Women to be admitted to ministry?

London: There has just been revealed quite a strong movement in the Church of England for the admission of women to the ministry and their ordination as priests.

A committee has made preliminary inquiries with a view to moving for a conference at which it is suggested clergymen's wives and women church workers should be present.

If it comes to anything the conference would be held about September.

To get some idea of the measure of acceptance which the proposal would be likely to enjoy, letters were sent out to a number of the leading personalities in church life.

Fifty replies were received in favour both of the conference and of the admission of women to the priesthood.

One of these, which is published, says:-''Our feeling is that priesthood is a human office, not at all a sexual one, and that since women are human beings, it is unreasonable to refuse them an opportunity of hold it merely because they are women.''

Another reply anticipates the consecration of women bishops, and suggests as a first step the ordination of a certain number of the present deaconesses.

As is the case in the suffrage movement, it is from the women themselves that a strong body of opposition emanates.

Within the Church, The Times says, the feeling seems to be decidedly against the step.

At the representative Church Council a few weeks ago it was decided that women should be permitted to sit on parochial church councils, but a further resolution that they should be allowed to sit on Ruridecanal Conferences and Diocesan Conferences was rejected by 141 votes to 76.

•Sir Ernest Rutherford, the eminent chemist, delivered a lecture in the Town Hall, Wellington, last night on ''The Transformation of Matter and the Structure of the Atom'' (says a Press Association message).

The atom, he said, was not the smallest known body, but consisted of constituents. Some atoms were not indestructible.

Radium, for example, disappeared in the ratio of half its substance in 2000 years. He and his students has discovered some 30 new unstable elements associated with radium.

Altogether there were five elements whose atoms were destructible.

The lecturer performed the experiment of counting the atoms by means of an apparatus invented by Professor Laby, of Victoria College.

This had only been performed twice before, once in Washington, U.S.A., and once in England.

Sir Ernest also explained his new atomic theory. In the centre of each atom was a nucleus surrounded by rings.

The nucleus contained positive particles and the rings an equal number of negative particles which preserved the balance and prevented disintegration.

The nucleus contained another system of its own.

When the nature of atoms was fully understood, concluded the lecturer, the properties of everything on this earth would be understood.

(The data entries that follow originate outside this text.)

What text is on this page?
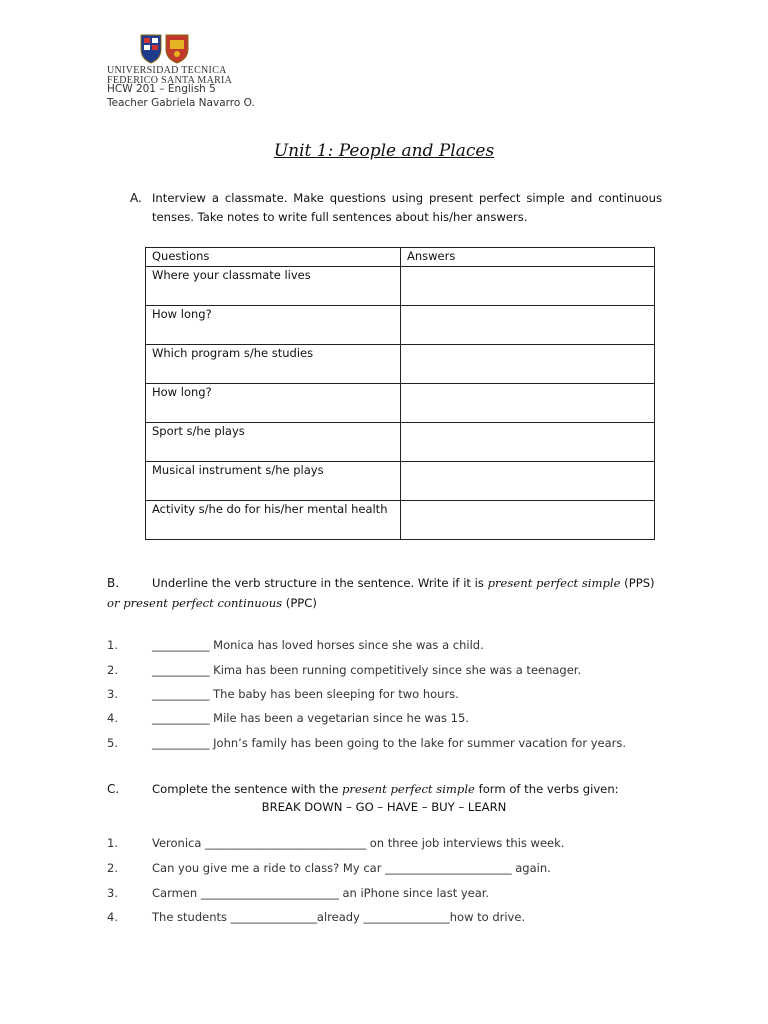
UNIVERSIDAD TECNICA
FEDERICO SANTA MARIA
HCW 201 – English 5
Teacher Gabriela Navarro O.
Unit 1: People and Places
A. Interview a classmate. Make questions using present perfect simple and continuous
tenses. Take notes to write full sentences about his/her answers.
Questions	Answers
Where your classmate lives	
How long?	
Which program s/he studies	
How long?	
Sport s/he plays	
Musical instrument s/he plays	
Activity s/he do for his/her mental health	
B.	Underline the verb structure in the sentence. Write if it is present perfect simple (PPS)
or present perfect continuous (PPC)
1.	__________ Monica has loved horses since she was a child.
2.	__________ Kima has been running competitively since she was a teenager.
3.	__________ The baby has been sleeping for two hours.
4.	__________ Mile has been a vegetarian since he was 15.
5.	__________ John’s family has been going to the lake for summer vacation for years.
C.	Complete the sentence with the present perfect simple form of the verbs given:
BREAK DOWN – GO – HAVE – BUY – LEARN
1.	Veronica ____________________________ on three job interviews this week.
2.	Can you give me a ride to class? My car ______________________ again.
3.	Carmen ________________________ an iPhone since last year.
4.	The students _______________already _______________how to drive.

•At a large and representative meeting of hotelkeepers convened yesterday strong exception was taken to the statement by ''Citizen'' in a letter in the Otago Daily Times yesterday that ''Members of the Expeditionary Force now in camp at Tahuna Park were being supplied with free drinks at certain hotels, in order to get them to vote for continuance when they exercise their franchise as Parliament is providing means for them to do.''

This statement was declared to be wholly without foundation, and the opinion was expressed that the members of our Expeditionary Force would resent the suggestion that their votes were purchasable. - ODT, 5.9.1914.